Intranasal administration of the GHRP hexarelin accelerates growth in short children

Classic clinical work by the Zvi Laron group (Israel) — pediatric endocrinologist famous for describing GH insensitivity syndrome — exploring the potential of intranasal hexarelin as an oral-like therapy for short stature in childhood. The study is historically and mechanically important because it demonstrated that a short peptide can cross the nasal mucosa in sufficient quantity to produce a measurable clinical effect on longitudinal growth.

Eight prepubertal children (ages 4 to 11.6 years) with short stature were treated, receiving intranasal hexarelin 60 µg/kg three times daily for periods of up to 8 months. The design was open-label, with each child serving as its own control (pre-treatment versus during-treatment comparison). Outcomes included linear growth velocity, serum IGF-1, skinfold thickness, head circumference and biochemical markers of bone turnover.

Results were clinically relevant: growth velocity increased from 5.3 ± 0.8 to 8.3 ± 1.7 cm/year (p<0.0001) — a gain of approximately 60% on a key marker. Serum IGF-1 rose from 10.4 ± 3.9 to 14.1 ± 4.6 nmol/L, confirming activation of the GH-IGF-1 axis. There was also reduction in skinfold thickness, increase in head circumference and elevation of serum phosphate and alkaline phosphatase — all consistent with systemic anabolic effect. Adverse effects were minimal.

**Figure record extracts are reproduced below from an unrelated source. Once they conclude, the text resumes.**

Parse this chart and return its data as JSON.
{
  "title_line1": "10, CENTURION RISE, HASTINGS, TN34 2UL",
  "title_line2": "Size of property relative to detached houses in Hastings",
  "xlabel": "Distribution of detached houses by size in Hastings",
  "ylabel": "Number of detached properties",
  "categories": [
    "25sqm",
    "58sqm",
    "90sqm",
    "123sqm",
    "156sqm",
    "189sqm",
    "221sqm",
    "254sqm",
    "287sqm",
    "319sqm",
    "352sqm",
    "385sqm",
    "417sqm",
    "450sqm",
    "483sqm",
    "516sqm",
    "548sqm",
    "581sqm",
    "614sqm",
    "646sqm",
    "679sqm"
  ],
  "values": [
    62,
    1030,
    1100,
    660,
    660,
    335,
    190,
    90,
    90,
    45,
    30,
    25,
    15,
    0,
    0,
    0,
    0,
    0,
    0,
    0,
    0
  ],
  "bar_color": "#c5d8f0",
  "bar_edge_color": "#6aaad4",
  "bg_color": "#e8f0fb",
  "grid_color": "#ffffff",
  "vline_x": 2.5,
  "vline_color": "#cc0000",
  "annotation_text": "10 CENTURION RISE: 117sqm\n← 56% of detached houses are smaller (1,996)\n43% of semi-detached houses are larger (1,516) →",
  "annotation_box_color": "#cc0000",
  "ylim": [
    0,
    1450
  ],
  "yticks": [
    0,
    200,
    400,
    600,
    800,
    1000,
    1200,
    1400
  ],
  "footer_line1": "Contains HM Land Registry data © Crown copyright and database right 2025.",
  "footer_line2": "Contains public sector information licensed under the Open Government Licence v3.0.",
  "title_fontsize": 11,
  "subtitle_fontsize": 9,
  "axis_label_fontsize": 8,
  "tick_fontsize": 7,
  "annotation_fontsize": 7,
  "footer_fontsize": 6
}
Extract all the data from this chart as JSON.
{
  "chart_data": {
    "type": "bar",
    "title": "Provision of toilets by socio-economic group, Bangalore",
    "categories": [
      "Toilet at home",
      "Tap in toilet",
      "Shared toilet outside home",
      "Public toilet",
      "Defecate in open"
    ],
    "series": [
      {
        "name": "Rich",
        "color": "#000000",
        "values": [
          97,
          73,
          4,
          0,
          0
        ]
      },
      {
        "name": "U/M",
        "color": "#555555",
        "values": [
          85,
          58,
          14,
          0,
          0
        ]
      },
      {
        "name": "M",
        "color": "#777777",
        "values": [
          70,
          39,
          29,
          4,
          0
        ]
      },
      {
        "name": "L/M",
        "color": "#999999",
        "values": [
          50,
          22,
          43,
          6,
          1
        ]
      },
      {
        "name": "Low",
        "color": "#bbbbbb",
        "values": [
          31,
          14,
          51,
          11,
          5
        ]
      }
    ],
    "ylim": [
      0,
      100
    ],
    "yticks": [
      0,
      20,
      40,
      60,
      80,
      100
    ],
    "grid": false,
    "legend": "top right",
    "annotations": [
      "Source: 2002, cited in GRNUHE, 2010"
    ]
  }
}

This work is frequently cited as proof-of-concept for the use of GHRPs in pediatrics, showing that the intranasal route — non-invasive and suitable for prolonged home use in children — is pharmacologically viable. Despite the positive result, hexarelin never reached regulatory approval for short stature, and pituitary desensitization with chronic use remains a concern. The study remains a seminal reference for the discussion of hexarelin in pediatric populations.